Friday, May 26, 2006

The Inevitability of Violence

Now is this golden crown like a deep well
That owes two buckets, filling one another;
The emptier ever dancing in the air,
The other down, unseen, and full of water.

I was just thinking about the inevitability of violence in the modern world, or at least the extent to which it makes its presence felt. There are all the fears and preparations, decisions made under the weight of the threat of Iranian nuclear weapons, neighborhood crime statistics, terrorists with bombs in their shoes, but I didn't really realize until Wednesday what I'm really afraid of. Whenever Al Qaeda comes to get me, or the Iranian nuclear suitcase bomb, or a giant tornado, or the ever growing army of the undead I'm fairly sure one of my ex-girlfriends is raising in the pacific northwest (you have no idea how scared I am of that girl), I can accept that.

The guy who really scares me, who I will definitely change my life to avoid, is not Osama bin Laden, or Mahmoud Ahmadinejad, or George W. Bush (commonly called a terrorist) or anybody you've heard of. It's the guy I met on the way to the Twins-Indians game (the Twins lost 11-0, but while Brad Radke's current form may be frightening, I'm not changing my life to avoid him either). No, I met a guy on the bus. Who hefted his bag and announced to me he'd just bought a new machete. Because he'd watched the most recent video footage on the internet of a man getting his hand cut off (from Pakistan, I think?) and it gave him some ideas about "some motherfuckers he had to take care of". This was before he started in on our ethnic backgrounds, and the crimes that I as a representative of all white people throughout human history, had perpetrated against his people and him personally. He backed off a bit when I told him my people didn't actually live in this country when most of the damage was done, so hopefully he found some descendants of Jamestown settlers to go machete or something, or at least the driver of a Mayflower moving truck.
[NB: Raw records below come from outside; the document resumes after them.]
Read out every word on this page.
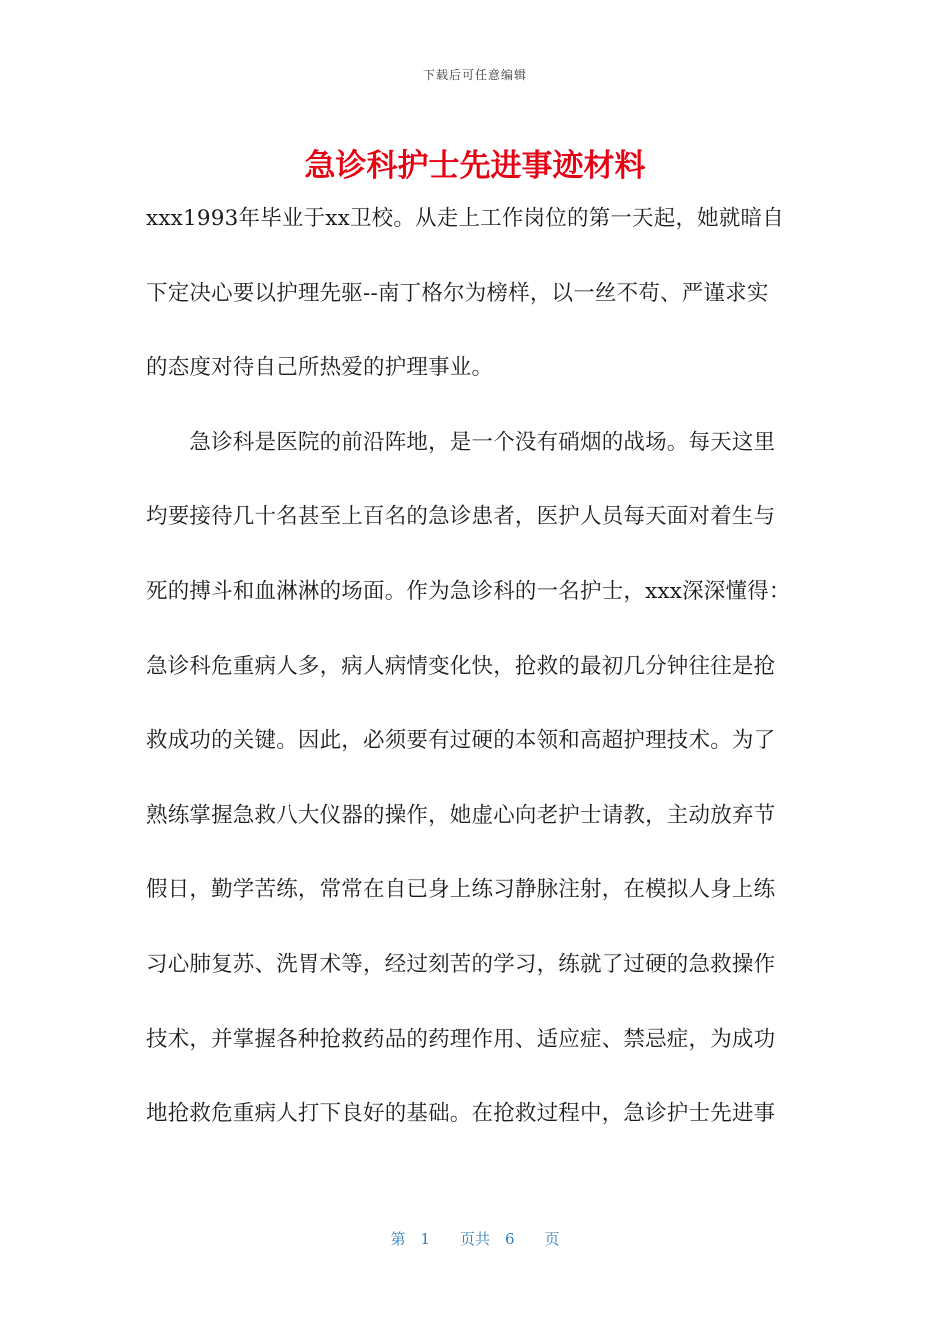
下载后可任意编辑
急诊科护士先进事迹材料
xxx1993年毕业于xx卫校。从走上工作岗位的第一天起，她就暗自
下定决心要以护理先驱--南丁格尔为榜样，以一丝不苟、严谨求实
的态度对待自己所热爱的护理事业。
　　急诊科是医院的前沿阵地，是一个没有硝烟的战场。每天这里
均要接待几十名甚至上百名的急诊患者，医护人员每天面对着生与
死的搏斗和血淋淋的场面。作为急诊科的一名护士，xxx深深懂得：
急诊科危重病人多，病人病情变化快，抢救的最初几分钟往往是抢
救成功的关键。因此，必须要有过硬的本领和高超护理技术。为了
熟练掌握急救八大仪器的操作，她虚心向老护士请教，主动放弃节
假日，勤学苦练，常常在自已身上练习静脉注射，在模拟人身上练
习心肺复苏、洗胃术等，经过刻苦的学习，练就了过硬的急救操作
技术，并掌握各种抢救药品的药理作用、适应症、禁忌症，为成功
地抢救危重病人打下良好的基础。在抢救过程中，急诊护士先进事
第　1　　页共　6　　页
Oh, and when he got on the bus, a lot of black people had to get off, which he loudly protested was "discrimination", apparently putting no weight on the fact that we'd arrived in transit hub and they were obviously changing to a different bus. The bus driver also knew the guy by name, and didn't push the point when the guy didn't pay his fare (didn't want to get his hand cut off, obviously). So I for damn sure won't be riding the #14 bus for a while, even if the #7 pulls up with Slobodan Milosevic driving (he's not dead, he's just out in Den Haag having a pancake and a shmoke).